Democrat Logic: Israel to Blame for Anti-Semitism and Its Own Isolation


Democrats and certainly liberals have always held a healthy disdain for Israel. That is no great revelation on my part. We have seen that disdain at center stage since Obama won the presidency. The US-Israeli relationship has taken a turn for the worse because Obama and his inner circle brought with them to the White House the notion that the region’s troubles start with Israel.

Defense Secretary Leon Panetta urged Israel on Friday to “reach out and mend fences” with Turkey, Egypt and other security partners in the Middle East, saying he is troubled by the Jewish state’s growing isolation in the volatile region.

He also pressed Israeli leaders to do more to restart peace talks with the Palestinians — “Just get to the damned table” — and underscored President Obama’s determination to stop Iran from acquiring nuclear weapons.

Interestingly, Panetta did not reference the Obama blueprint for international diplomacy as an example.

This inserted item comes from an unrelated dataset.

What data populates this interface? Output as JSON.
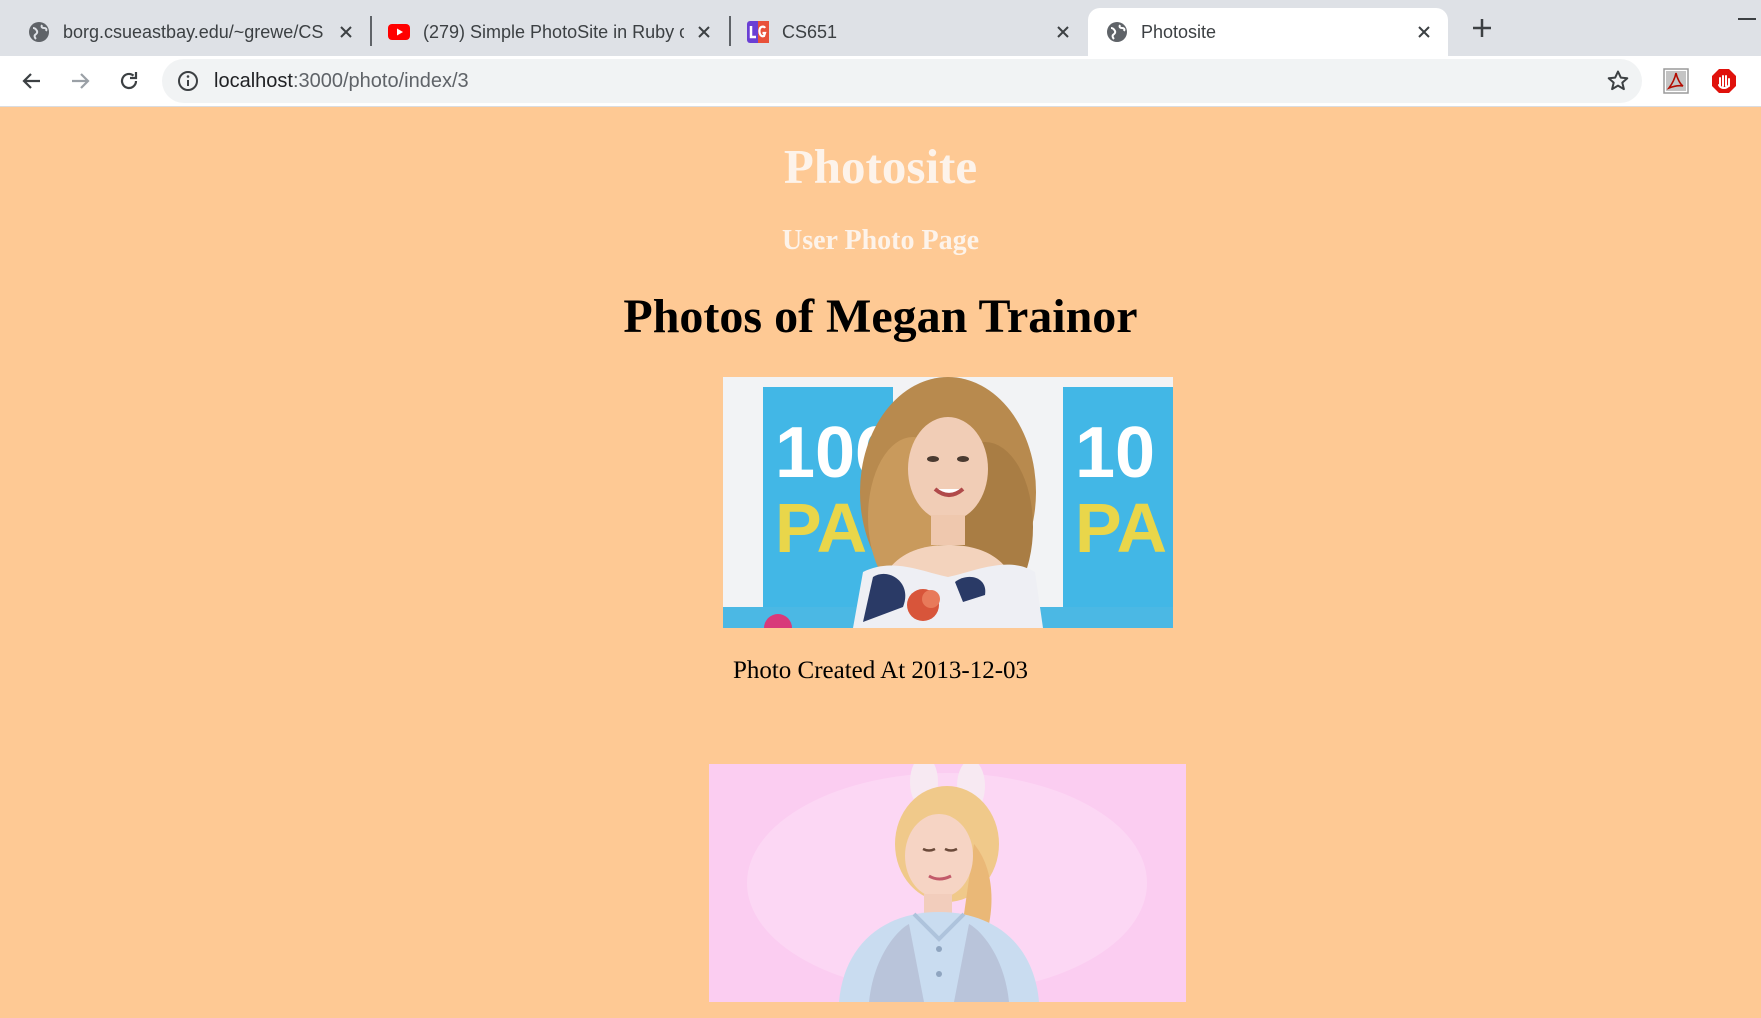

This view towards Israel is not entirely unlike most liberals’ belief that the victim of a crime is at least partly to blame, or that society created the conditions for the criminal (believed to be socio-economic disadvantages, discrimination, racism, etc.) for which the victim was chosen.

In other words, certain factors (factors only liberals consider) blur the line between the assaulter and the assaulted.

It is a historical fact that Israel has never led a truly offensive war against its neighbors. However, it has been thrice attacked by an Arab-Muslim coalition of armies and is constantly engaged in proxy wars against terrorists’ organizations such as Hamas and Hezbollah, two paramilitary wings sponsored directly by Syria and Iran. The latter of those two is pursuing a nuclear arsenal and repeatedly called for the destruction of Israel.

Still, a liberal will ask if Israel really is a victim. The remarks below were given by Howard Gutman, a US Ambassador, no less.

Yedioth Ahronoth, an Israeli newspaper, reported Friday that Gutman told a Jewish conference on anti-Semitism organized by the European Jewish Union that — as the newspaper described it — “a distinction should be made between traditional anti-Semitism, which should be condemned and Muslim hatred for Jews, which stems from the ongoing conflict between Israel and the Palestinians.”

According to the prepared remarks of his speech, Gutman distinguished between “anti-Semitism, of hatred and violence against Jews, from a small sector of the population who hate others who may be different or perceived to be different, largely for the sake of hating” from what he perceived to be a different phenomenon tied to Israeli policies.

“What I do see as growing, as gaining much more attention in the newspapers and among politicians and communities, is a different phenomena,” Gutman said. “It is the phenomena that led Jacques Brotchi to quit his position on the university committee a couple of months ago and that led to the massive attention last week when the Jewish female student was beaten up. It is the problem within Europe of tension, hatred and sometimes even violence between some members of Muslim communities or Arab immigrant groups and Jews. It is a tension and perhaps hatred largely born of and reflecting the tension between Israel, the Palestinian Territories and neighboring Arab states in the Middle East over the continuing Israeli-Palestinian problem.”

In July, prominent Belgian neurosurgeon and politician Dr. Jacques Brotchi resigned from the board of the Board of the University of Brussels Foundation “because I deeply deplored the absence of a strong and appropriate reaction from the university authorities to a succession of anti-Semitic incidents.” The “Jewish female student” to whom Gutman refers is a 13-year-old girl beaten up by five classmates of Moroccan origin who reportedly told her, “Shut up, you dirty Jew, and return to your country.”

While underlining that “no Jewish student – and no Muslim student or student of any heritage or religion – should ever feel intimidated on a University campus for their heritage or religion leading to academic leaders quitting in protest,” Gutman said that this phenomenon “is in my opinion different in many respects than the classic bigotry…It is more complex and requiring much more thought and analysis. This second form of what is labeled ‘growing anti-Semitism’ produces strange phenomena and results.”

Gutman said that “throughout the Muslim communities that I visit, and indeed throughout Europe, there is significant anger and resentment and, yes, perhaps sometimes hatred and indeed sometimes and all too growing intimidation and violence directed at Jews generally as a result of the continuing tensions between Israel and the Palestinian territories and other Arab neighbors in the Middle East…every new settlement announced in Israel, every rocket shot over a border or suicide bomber on a bus, and every retaliatory military strike exacerbates the problem and provides a setback here in Europe for those fighting hatred and bigotry here in Europe.”